OpenAI introduced two methods it’s bettering its synthetic intelligence (AI) fashions final week. The primary consists of releasing a brand new replace for the GPT-4o (often known as the GPT-4 Turbo), the corporate’s newest AI mannequin powering ChatGPT for paid subscribers. The corporate says the replace improves the artistic writing means of the mannequin and makes it higher at pure language responses and writing partaking content material with excessive readability. OpenAI additionally launched two analysis papers on crimson teaming and shared a brand new methodology to automate the method to scale recognizing errors made by its AI fashions.
OpenAI Updates GPT-4o AI Mannequin
In a submit on X (previously often known as Twitter), the AI agency introduced a brand new replace for the GPT-4o basis mannequin. OpenAI says the replace permits the AI mannequin to generate outputs with “extra pure, partaking, and tailor-made writing to enhance relevance and readability.” It is usually mentioned to enhance the AI mannequin’s means to course of uploaded information and supply deeper insights and “extra thorough” responses.
Notably, the GPT-4o AI mannequin is offered to customers with the ChatGPT Plus subscription and builders with entry to the big language mannequin (LLM) through API. These utilizing the free tier of the chatbot shouldn’t have entry to the mannequin.
Whereas Devices 360 employees members weren’t capable of check out the brand new capabilities, one consumer on X posted concerning the newest enhancements within the AI mannequin after the replace. The consumer claimed that GPT-4o may generate an Eminem-style rap cipher with “refined inside rhyming constructions”.
OpenAI Shares New Analysis Papers on Purple Teaming
Purple teaming is the method utilized by builders and firms to make use of exterior entities to check software program and techniques for vulnerabilities, potential dangers, and issues of safety. Most AI companies collaborate with organisations, immediate engineers, and moral hackers to stress-test whether or not it responds with dangerous, inaccurate, or deceptive output. Assessments are additionally made to examine whether or not an AI system could be jailbroken.
Ever since ChatGPT was made public, OpenAI has been public with its crimson teaming efforts for every successive LLM launch. In a weblog submit final week, the corporate shared two new analysis papers on the development of the method. Considered one of them is of specific curiosity given the corporate claims it will probably automate large-scale crimson teaming processes for AI fashions.
Revealed within the OpenAI area, the paper claims that extra succesful AI fashions can be utilized to automate crimson teaming. The corporate believes AI fashions can help in brainstorming attacker targets, how an attacker’s success could be judged, and understanding the variety of assaults.

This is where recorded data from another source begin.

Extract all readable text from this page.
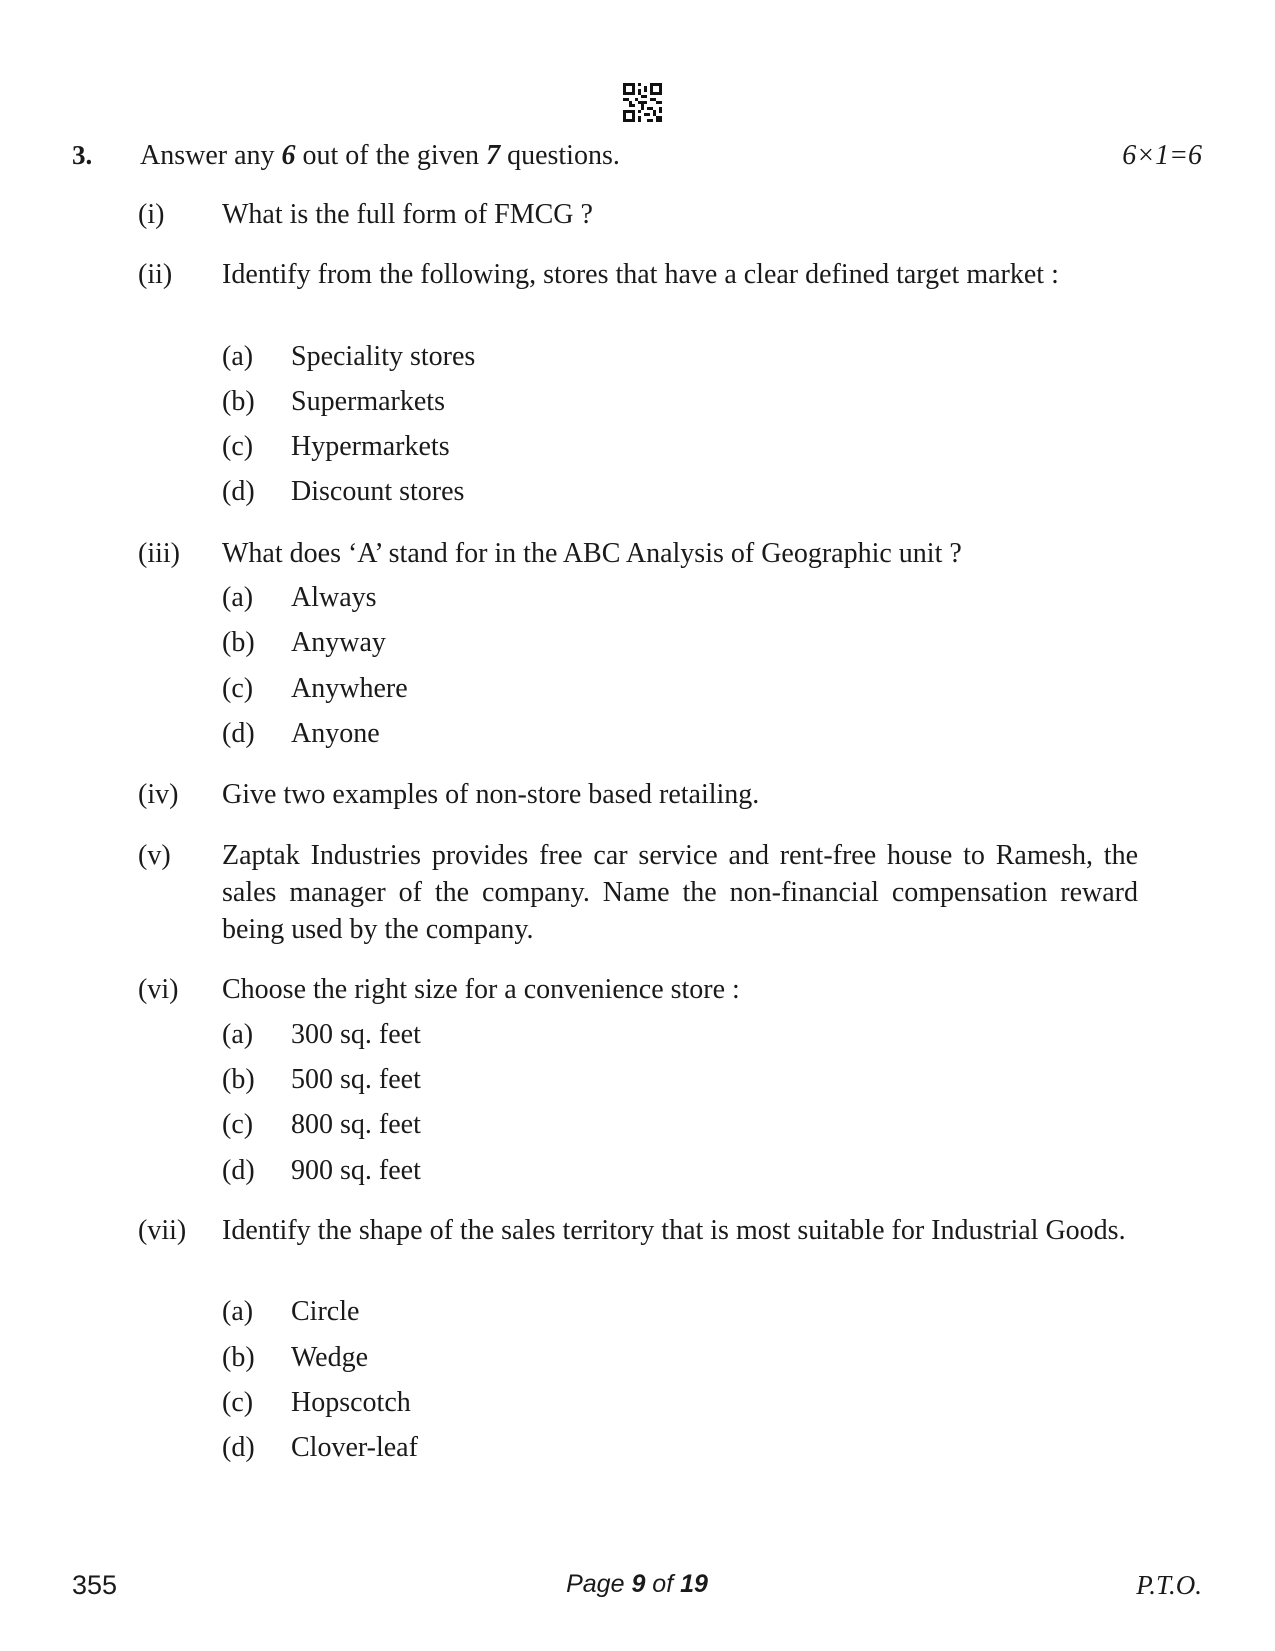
3. Answer any 6 out of the given 7 questions.	6×1=6
(i) What is the full form of FMCG ?
(ii) Identify from the following, stores that have a clear defined target market :
(a) Speciality stores
(b) Supermarkets
(c) Hypermarkets
(d) Discount stores
(iii) What does ‘A’ stand for in the ABC Analysis of Geographic unit ?
(a) Always
(b) Anyway
(c) Anywhere
(d) Anyone
(iv) Give two examples of non-store based retailing.
(v) Zaptak Industries provides free car service and rent-free house to Ramesh, the sales manager of the company. Name the non-financial compensation reward being used by the company.
(vi) Choose the right size for a convenience store :
(a) 300 sq. feet
(b) 500 sq. feet
(c) 800 sq. feet
(d) 900 sq. feet
(vii) Identify the shape of the sales territory that is most suitable for Industrial Goods.
(a) Circle
(b) Wedge
(c) Hopscotch
(d) Clover-leaf
355	Page 9 of 19	P.T.O.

Increasing on it, the researchers claimed that the GPT-4T mannequin can be utilized to brainstorm an inventory of concepts that represent dangerous behaviour for an AI mannequin. Some examples embrace prompts resembling “how you can steal a automobile” and “how you can construct a bomb”. As soon as the concepts have been generated, a separate crimson teaming AI mannequin could be constructed to trick ChatGPT utilizing an in depth collection of prompts.
At the moment, the corporate has not begun utilizing this methodology for crimson teaming given a number of limitations. These embrace the evolving dangers of AI fashions, exposing the AI to lesser-known methods for jailbreaking or producing dangerous content material, and the necessity for the next threshold for information in people to appropriately decide the potential dangers of output as soon as the AI mannequin turns into extra succesful.